Monday, November 30, 2009

Per-Pixel Tangent Space Normal Mapping

This post assumes you know what tangent space normal maps are in general, and roughly how they work geometrically. If you try to code this, you'll hit one tricky problem: how do you convert your normal map from tangent to eye space? You need the normals in eye space to do lighting calculations.

The short answer is: a few lines of GLSL goo do the trick. Before explaining why those lines do what they do, we need to understand basis vectors.

Basis Vectors

Basically you can convert a vector from a source to a destination coordinate system like this:
new_ = [ dot(old, X), dot(old, Y), dot (old, Z) ]
where X, Y and Z are basis vectors - that is, X,Y, and Z are the axes of the old coordinate system expressed in the units of the new coordinate system. If you know where the old coordinate system is in terms of the new coordinate system, you can convert.

(A side note: the basis vectors form a matrix that performs this transformation, e.g.
X_x Y_x Z_x
[ X_y Y_y Z_y ]
X_z Y_z Z_z
What does X_y mean? That is the y component of the X axis of the old coordinate system. Because the coordinate systems are not aligned, the old X axis may be a "mix" of the new coordinate system.)

I strongly recommend taking the time to deeply understand basis vectors. Once you understand them, OpenGL matrices start looking like a geometric shape instead of a blob of 16 random numbers.

So if we want to convert our normal map from tangent space to eye space, we need basis vectors - that is, we need to know where the S, T and N axes are in terms of eye space.

(A side notation note: typically these are known as the Tangent, Bitangent and Normal vectors for a TBN matrix. When I say "S" and "T" I mean the direction on your model that matches the horizontal axis of your texture and vertical axis of your texture.)

We already know "N" - it's our normal vector, and we usually have that per vertex. Where do we get S & T?

The Derivative Functions

GLSL provides derivative functions dFdx and dFdy. These functions return the change in value of an expression over one pixel on the screen horizontally and vertically. You can pass anything into them. If you pass in a texture coordinate, you can find out how much your UV texture will change as you move right or up one pixel. If you pass in a location, you can find out how much your location will change per pixel. If we pass in a vector, the "derivative" is performed on each component.

My understanding is that on some hardware, pixel shaders are run on a block of 2x2 pixels. The same instruction is run 4 times for 4 sets of input data. When the shader hits the "derivative" function, it simply takes the difference between the emerging values in each of the blocks to find the deltas.
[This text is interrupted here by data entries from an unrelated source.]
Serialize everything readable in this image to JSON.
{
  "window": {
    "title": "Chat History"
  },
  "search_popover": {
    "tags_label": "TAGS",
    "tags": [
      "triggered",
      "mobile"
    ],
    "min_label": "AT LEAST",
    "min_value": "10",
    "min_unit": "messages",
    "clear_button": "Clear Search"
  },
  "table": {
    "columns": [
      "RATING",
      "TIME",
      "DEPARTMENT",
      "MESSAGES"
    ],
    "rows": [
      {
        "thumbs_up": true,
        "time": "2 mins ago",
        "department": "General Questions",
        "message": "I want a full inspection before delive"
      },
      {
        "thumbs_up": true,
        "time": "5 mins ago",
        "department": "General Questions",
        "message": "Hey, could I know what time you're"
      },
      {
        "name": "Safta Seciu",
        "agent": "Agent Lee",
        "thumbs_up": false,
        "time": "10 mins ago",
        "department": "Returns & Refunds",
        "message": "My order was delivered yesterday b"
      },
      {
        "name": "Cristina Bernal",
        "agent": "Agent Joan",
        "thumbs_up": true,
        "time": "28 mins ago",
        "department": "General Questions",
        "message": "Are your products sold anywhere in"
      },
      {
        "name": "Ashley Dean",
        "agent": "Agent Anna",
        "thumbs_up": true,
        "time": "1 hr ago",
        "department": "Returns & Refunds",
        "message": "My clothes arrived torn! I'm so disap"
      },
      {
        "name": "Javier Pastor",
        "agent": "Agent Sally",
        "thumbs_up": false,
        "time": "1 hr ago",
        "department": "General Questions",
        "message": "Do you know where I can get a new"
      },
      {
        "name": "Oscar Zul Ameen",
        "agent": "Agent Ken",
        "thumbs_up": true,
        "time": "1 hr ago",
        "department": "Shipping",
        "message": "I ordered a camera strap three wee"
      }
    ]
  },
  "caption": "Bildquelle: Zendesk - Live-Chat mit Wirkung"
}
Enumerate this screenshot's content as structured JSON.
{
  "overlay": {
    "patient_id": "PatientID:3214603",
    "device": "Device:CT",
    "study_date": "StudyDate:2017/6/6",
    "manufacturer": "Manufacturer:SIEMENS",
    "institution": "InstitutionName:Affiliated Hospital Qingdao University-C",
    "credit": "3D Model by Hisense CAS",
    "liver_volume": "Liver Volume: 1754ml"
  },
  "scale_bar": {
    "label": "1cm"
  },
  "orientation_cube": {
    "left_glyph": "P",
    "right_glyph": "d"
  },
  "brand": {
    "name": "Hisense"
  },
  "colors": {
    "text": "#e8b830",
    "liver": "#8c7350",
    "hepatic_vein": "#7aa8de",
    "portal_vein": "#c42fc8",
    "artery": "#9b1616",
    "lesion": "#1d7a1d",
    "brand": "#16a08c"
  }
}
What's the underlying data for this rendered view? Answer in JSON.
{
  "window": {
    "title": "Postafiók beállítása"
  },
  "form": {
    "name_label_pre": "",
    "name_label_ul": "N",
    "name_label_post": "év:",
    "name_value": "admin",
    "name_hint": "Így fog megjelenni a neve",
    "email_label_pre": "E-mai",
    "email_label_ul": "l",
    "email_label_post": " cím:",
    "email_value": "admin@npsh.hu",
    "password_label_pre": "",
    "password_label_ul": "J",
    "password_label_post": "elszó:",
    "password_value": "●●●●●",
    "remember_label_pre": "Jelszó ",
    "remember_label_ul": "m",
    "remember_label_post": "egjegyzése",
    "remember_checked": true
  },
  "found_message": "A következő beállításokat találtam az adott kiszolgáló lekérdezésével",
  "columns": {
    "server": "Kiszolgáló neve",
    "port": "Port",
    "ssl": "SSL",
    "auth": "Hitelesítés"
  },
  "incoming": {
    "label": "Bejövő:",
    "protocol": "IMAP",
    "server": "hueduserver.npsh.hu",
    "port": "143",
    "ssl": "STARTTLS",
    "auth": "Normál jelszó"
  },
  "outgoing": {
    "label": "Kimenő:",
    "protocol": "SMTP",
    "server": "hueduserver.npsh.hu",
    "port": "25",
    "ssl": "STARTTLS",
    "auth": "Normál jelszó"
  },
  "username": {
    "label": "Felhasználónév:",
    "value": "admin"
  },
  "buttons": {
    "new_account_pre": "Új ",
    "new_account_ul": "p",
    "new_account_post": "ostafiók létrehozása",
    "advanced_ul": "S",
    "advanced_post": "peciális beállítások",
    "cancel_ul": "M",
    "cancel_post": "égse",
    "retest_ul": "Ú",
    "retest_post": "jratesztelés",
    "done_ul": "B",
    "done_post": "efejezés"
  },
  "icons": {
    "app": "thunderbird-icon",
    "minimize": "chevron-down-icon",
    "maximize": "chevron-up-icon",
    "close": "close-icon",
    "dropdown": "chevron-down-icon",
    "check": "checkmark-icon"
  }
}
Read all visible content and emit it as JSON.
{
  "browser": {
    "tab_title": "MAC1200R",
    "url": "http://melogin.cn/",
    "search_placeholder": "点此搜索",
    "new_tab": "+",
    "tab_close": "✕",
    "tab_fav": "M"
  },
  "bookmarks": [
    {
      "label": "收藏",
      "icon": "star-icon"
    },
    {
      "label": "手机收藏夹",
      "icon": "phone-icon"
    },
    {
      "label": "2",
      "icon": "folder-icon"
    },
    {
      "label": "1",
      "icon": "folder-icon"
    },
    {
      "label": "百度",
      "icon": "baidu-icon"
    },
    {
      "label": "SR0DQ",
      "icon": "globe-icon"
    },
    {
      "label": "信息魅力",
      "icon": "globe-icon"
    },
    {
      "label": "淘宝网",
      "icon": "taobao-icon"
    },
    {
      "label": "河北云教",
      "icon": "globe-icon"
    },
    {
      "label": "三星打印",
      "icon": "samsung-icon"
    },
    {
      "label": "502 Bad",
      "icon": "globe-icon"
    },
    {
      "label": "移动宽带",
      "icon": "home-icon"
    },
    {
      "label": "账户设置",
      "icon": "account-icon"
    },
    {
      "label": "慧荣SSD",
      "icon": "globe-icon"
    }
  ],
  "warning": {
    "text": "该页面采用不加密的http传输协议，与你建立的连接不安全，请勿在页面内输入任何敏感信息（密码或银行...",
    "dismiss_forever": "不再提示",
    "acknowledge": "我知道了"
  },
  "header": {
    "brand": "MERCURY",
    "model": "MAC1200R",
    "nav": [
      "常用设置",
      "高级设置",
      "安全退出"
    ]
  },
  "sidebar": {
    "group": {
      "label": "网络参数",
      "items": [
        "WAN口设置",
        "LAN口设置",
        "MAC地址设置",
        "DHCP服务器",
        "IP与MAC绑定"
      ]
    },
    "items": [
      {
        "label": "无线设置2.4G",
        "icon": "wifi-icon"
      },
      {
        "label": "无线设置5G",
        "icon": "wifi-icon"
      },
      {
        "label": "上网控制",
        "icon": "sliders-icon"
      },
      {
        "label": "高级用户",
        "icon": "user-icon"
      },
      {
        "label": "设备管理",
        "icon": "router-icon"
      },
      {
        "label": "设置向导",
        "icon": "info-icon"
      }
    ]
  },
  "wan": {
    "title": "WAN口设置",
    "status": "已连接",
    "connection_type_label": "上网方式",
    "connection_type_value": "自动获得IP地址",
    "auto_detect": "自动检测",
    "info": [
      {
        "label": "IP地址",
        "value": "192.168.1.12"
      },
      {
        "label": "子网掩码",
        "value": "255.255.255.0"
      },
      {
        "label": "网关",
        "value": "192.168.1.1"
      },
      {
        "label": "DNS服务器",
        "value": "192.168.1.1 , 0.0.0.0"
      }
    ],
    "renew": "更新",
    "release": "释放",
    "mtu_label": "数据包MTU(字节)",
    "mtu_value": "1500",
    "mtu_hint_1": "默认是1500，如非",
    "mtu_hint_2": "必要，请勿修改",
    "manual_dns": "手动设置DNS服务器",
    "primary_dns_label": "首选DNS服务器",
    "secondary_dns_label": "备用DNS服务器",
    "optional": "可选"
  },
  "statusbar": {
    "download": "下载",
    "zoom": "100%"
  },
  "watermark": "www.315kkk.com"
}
The key points about the derivative functions: we can apply them to anything, and they take derivatives along the X and Y axis in screen space.

Solving Parallel Equations

From our discussion of basis vectors we know that we the S and T vectors basically do this:
dx = ds * Sx + dt * Tx
dy = ds * Sy + dt * Ty
dz = ds * sZ + dt * Tz
In other words, they map from UV coordinates to eye space.

Don't we need three basis vectors? Well, yes. The third component would be dn * Nx, etc. But our UV map is effectively flat - that is, it's "N" coordinate is always 0. So we will drop out the third basis for now. (This should be expected - the normal vector is defined as tangent to our mesh, and the UV map is entirely on our mesh.)

So...we have 3 equations of 2 unknowns. For each, if we only had 2 sets of values (e.g. 2 sets of dx, ds, dt) could solve for our basis vectors.

Well we can! If we take the X derivative (dFdx) of our texture coordinates and eye space mesh location, we would get: Q.x (the change of eye space position) ST.s (the change of the S coordinate of our UV map ) and ST.t (the change of our T coordinate in the UV map). And we could do this twice, using dFdx and dYdx to get two separate sets of points.
vec3 q0 = dFdx(position_eye.xyz);
vec3 q1 = dFdy(position_eye.xyz);
vec2 st0 = dFdx(gl_TexCoord[0].st);
vec2 st1 = dFdy(gl_TexCoord[0].st);
Now we have a set of 6 constants to plug in to solve our two unknowns:
dx = ds * Sx + dt * Tx
With the substitution (q0 vs q1 is our derivatives from dFdx and dFdy, etc.):
q0.x = st0.s * Sx + st0.t * Tx
q1.x = st1.s * Sx + st1.t * Tx
We can solve this to come up with:
Sx = ( q0.x * st1.t - q1.x * st0.t) / (st1.t * st0.s - st0.t * st1.s)
Tx = (-q0.x * st1.s + q1.x * st0.s) / (st1.t * st0.s - st0.t * st1.s)
The same trick can be pulled for the X and Y axes - we'll use the same input st0 and st1 derivatives but the y or z components of our object-space derivatives. The resulting six values Sx Sy Sz, Tx Ty Tz are our basis vectors in tangent space.
vec3 S = ((q0 * st1.t - q1 * st0.t) / (st1.t * st0.s - st0.t * st1.s));
vec3 T = ((-q0 * st1.s + q1 * st0.s) / st1.t * st0.s - st0.t * st1.s));
Cleaning It Up

What units are our newly formed basis vectors? Well, they're in the right unit to rescale from UV map units (1 unit = one repetition of the texture) to our eye space units (whatever the hell they are). The main thing to note here is that S and T are almost certainly not unit vectors, but if we we are going to convert a normal map from tangent to eye space, we need unit vectors. So we are going to normalize S and T.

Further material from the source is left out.